The Visual Arts program at Winston Prep generates creativity in students by offering them a variety of art materials to explore. The strength of the art program comes from the Winston philosophy that values each student as an individual with their own unique style of expression. Guidance from art professionals makes it possible for students to discover their chosen mediums and develop their skills through hands-on problem solving. The physicality of making art and the discussion of art history are vehicles for expressing and expanding students’ visual intelligence. The core of the art program is the mastery of both the materials and a discipline that requires hard work and courage to express a student’s unique voice. When students reap the benefits of their hard work, they are left with a lasting experience of real success that helps to foster self-confidence. This confidence helps prepare them for what life has to offer.
With New York City as our backdrop, students are able to take advantage of what the city has to offer. Students are able to visit local galleries in Chelsea as well as The Museum of Modern Art and the Rubin Museum, to name a few. Art History is an important way for students to understand where they fit into the continuum of time and the possibilities for their future.
Art is an integral part of student life at Winston. Student artwork is displayed prominently throughout the school so that students feel appreciated and celebrated for their talents and abilities. The year culminates in an art exhibit of student work that brings the entire community together for a night of music and art.
Winston Prep prepares the students interested in art for art school and careers in the arts. Art assignments and after-school programs help students develop their art portfolios for college. Some of the students who have graduated from Winston Prep have gone on to art schools such as Pratt, School of Visual Arts, Savannah College of Art and Design, Cooper Union, and Fashion Institute of Technology.
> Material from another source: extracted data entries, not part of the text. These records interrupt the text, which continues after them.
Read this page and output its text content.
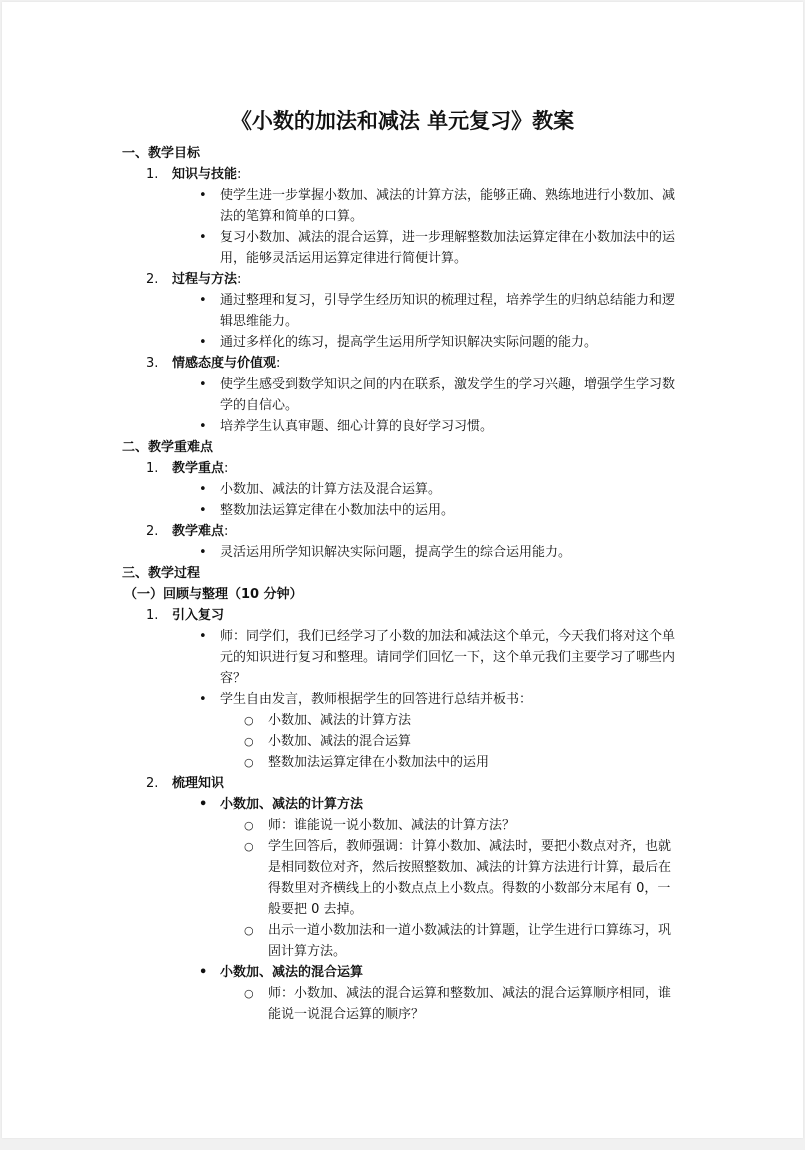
《小数的加法和减法 单元复习》教案
一、教学目标
1. 知识与技能:

• 使学生进一步掌握小数加、减法的计算方法，能够正确、熟练地进行小数加、减法的笔算和简单的口算。

• 复习小数加、减法的混合运算，进一步理解整数加法运算定律在小数加法中的运用，能够灵活运用运算定律进行简便计算。

2. 过程与方法:

• 通过整理和复习，引导学生经历知识的梳理过程，培养学生的归纳总结能力和逻辑思维能力。

• 通过多样化的练习，提高学生运用所学知识解决实际问题的能力。

3. 情感态度与价值观:

• 使学生感受到数学知识之间的内在联系，激发学生的学习兴趣，增强学生学习数学的自信心。

• 培养学生认真审题、细心计算的良好学习习惯。

二、教学重难点
1. 教学重点:

• 小数加、减法的计算方法及混合运算。

• 整数加法运算定律在小数加法中的运用。

2. 教学难点:

• 灵活运用所学知识解决实际问题，提高学生的综合运用能力。

三、教学过程
（一）回顾与整理（10 分钟）
1. 引入复习

• 师：同学们，我们已经学习了小数的加法和减法这个单元，今天我们将对这个单元的知识进行复习和整理。请同学们回忆一下，这个单元我们主要学习了哪些内容？

• 学生自由发言，教师根据学生的回答进行总结并板书：

○ 小数加、减法的计算方法

○ 小数加、减法的混合运算

○ 整数加法运算定律在小数加法中的运用

2. 梳理知识

• 小数加、减法的计算方法

○ 师：谁能说一说小数加、减法的计算方法？

○ 学生回答后，教师强调：计算小数加、减法时，要把小数点对齐，也就是相同数位对齐，然后按照整数加、减法的计算方法进行计算，最后在得数里对齐横线上的小数点点上小数点。得数的小数部分末尾有 0，一般要把 0 去掉。

○ 出示一道小数加法和一道小数减法的计算题，让学生进行口算练习，巩固计算方法。

• 小数加、减法的混合运算

○ 师：小数加、减法的混合运算和整数加、减法的混合运算顺序相同，谁能说一说混合运算的顺序？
The Drama Program that has been developing at WPS over the past two years places an emphasis on drama in education as well as training students in the performing arts. Theater is used as a lens through which students can learn, observe, engage and interpret both life and literature. Within the program there is also an emphasis on choosing plays that are adapted from novels in order to increase the students’ exposure to literature. The strength of the drama program lies in the building of the students’ skills throughout the entire production process. This applies not only to the performers, but to the crew members as well. The skills targeted within the program are critical thinking, language development, listening, and comprehension, learning retention, commitment and community building. The intention of the program is that it be all inclusive, meaning that all students are welcome to participate regardless of their physical or learning differences and that the process of the production will be adapted to best suit the individual needs of the student.
Ink’d Literary Magazine demonstrates the many creative writing opportunities at Winston, both in the classroom and after school. The literary magazine is a project run and produced collectively. The production of the journal incorporates the ideas and feedback of a variety of students whose aim is to be part of creating a tangible manifestation of their efforts. Students are empowered to plan the structure and themes of the journal, as well as to solicit, write, edit, and promote stories and poems that will be included. Ink’d is a space for students to take part in assembling their writing and ideas; as well, it is a celebration of the breadth of stylistic and imaginative accomplishments of the Winston Prep student body. Pedagogically speaking, the act of writing effectively requires and denotes a multi-step cognitive process that involves conceptual analysis, planning, organizing, and execution. The writing found in Ink’d is reflective of the Winston Prep student body’s application of those skills. It is also reflective of the differentiated literacy instruction at Winston, as students have been taught to write in numerous real-world applicable genres and given the creative choice to settle on the one that best allows them to express their unique perspectives. The creation and distribution of Ink’d allow opportunity for a community discussion of student writing that focuses on the competence in our midst.